Frequently asked questions

What is the difference between antivirus and EDR?

An antivirus detects malware by matching files against known signatures and applying heuristic rules, and it responds by blocking or removing the binary. An EDR monitors endpoint behaviour in real time, keeps an investigable history, enables remote response (isolation, process termination, forensic collection) and correlates events across many machines.
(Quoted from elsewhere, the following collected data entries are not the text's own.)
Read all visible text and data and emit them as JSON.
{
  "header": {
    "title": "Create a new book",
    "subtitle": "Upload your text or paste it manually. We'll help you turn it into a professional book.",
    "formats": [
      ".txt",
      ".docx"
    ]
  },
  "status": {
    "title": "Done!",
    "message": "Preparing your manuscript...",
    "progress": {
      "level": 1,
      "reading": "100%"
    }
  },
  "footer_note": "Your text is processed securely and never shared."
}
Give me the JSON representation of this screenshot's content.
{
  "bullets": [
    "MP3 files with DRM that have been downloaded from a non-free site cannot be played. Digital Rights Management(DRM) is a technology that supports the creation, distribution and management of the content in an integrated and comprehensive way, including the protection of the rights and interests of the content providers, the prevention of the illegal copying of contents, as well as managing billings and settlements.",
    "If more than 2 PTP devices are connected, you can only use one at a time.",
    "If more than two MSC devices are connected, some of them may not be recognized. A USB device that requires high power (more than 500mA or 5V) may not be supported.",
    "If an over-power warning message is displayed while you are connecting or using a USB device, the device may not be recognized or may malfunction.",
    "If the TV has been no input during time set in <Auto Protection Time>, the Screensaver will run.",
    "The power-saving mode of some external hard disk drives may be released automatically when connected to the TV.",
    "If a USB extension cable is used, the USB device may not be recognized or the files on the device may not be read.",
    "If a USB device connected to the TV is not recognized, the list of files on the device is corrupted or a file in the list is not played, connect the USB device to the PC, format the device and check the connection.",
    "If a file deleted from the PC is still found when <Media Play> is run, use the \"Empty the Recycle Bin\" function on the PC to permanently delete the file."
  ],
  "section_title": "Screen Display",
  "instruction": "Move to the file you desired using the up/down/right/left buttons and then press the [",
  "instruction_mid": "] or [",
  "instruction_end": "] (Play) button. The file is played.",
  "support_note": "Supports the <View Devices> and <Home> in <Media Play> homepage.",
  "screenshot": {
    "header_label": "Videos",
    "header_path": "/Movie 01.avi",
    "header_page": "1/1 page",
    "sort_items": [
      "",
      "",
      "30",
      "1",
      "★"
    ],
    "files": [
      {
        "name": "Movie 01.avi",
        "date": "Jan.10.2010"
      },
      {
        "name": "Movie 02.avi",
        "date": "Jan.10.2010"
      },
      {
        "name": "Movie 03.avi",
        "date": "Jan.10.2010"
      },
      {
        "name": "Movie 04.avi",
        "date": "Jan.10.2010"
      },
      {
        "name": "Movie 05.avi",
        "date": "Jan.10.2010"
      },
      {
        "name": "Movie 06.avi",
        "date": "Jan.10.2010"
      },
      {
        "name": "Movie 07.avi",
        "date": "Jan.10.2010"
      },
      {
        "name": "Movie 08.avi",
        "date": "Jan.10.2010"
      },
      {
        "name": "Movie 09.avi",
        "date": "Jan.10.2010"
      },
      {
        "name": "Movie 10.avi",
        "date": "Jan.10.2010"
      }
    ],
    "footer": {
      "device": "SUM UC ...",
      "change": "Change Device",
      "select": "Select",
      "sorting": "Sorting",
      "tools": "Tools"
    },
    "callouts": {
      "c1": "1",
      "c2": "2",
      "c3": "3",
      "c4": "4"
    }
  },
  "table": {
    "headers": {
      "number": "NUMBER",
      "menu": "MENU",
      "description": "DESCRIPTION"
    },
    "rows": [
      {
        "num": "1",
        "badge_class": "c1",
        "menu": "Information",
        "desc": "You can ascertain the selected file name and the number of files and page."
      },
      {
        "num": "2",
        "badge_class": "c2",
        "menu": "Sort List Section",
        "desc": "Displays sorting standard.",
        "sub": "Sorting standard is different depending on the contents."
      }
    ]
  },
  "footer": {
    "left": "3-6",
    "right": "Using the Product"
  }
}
AV is prevention; EDR is detection and response. A modern strategy needs both.

Why do fileless attacks evade antivirus?

Fileless attacks run code directly in memory without ever writing a binary to disk, so the antivirus — which inspects files — has nothing to work with. Typical techniques include malicious PowerShell, process injection and in-memory exploitation. EDR can detect them because it watches behaviour: a legitimate process with anomalous patterns, unexpected connections or privilege escalation without justification becomes a signal even when there is no file to sign.

What antivirus should be deployed on enterprise endpoints?

The right choice depends on the estate (operating system, user profile, workload type) and on the maturity of the security programme. In corporate environments the standard approach is to rely on next-generation antivirus solutions that already integrate an AV engine and EDR capabilities into a single managed agent. What matters more than the specific brand is making sure coverage is complete (servers, workstations, laptops, mobile devices), definitions update automatically and telemetry reaches a SOC able to investigate and respond to the alerts.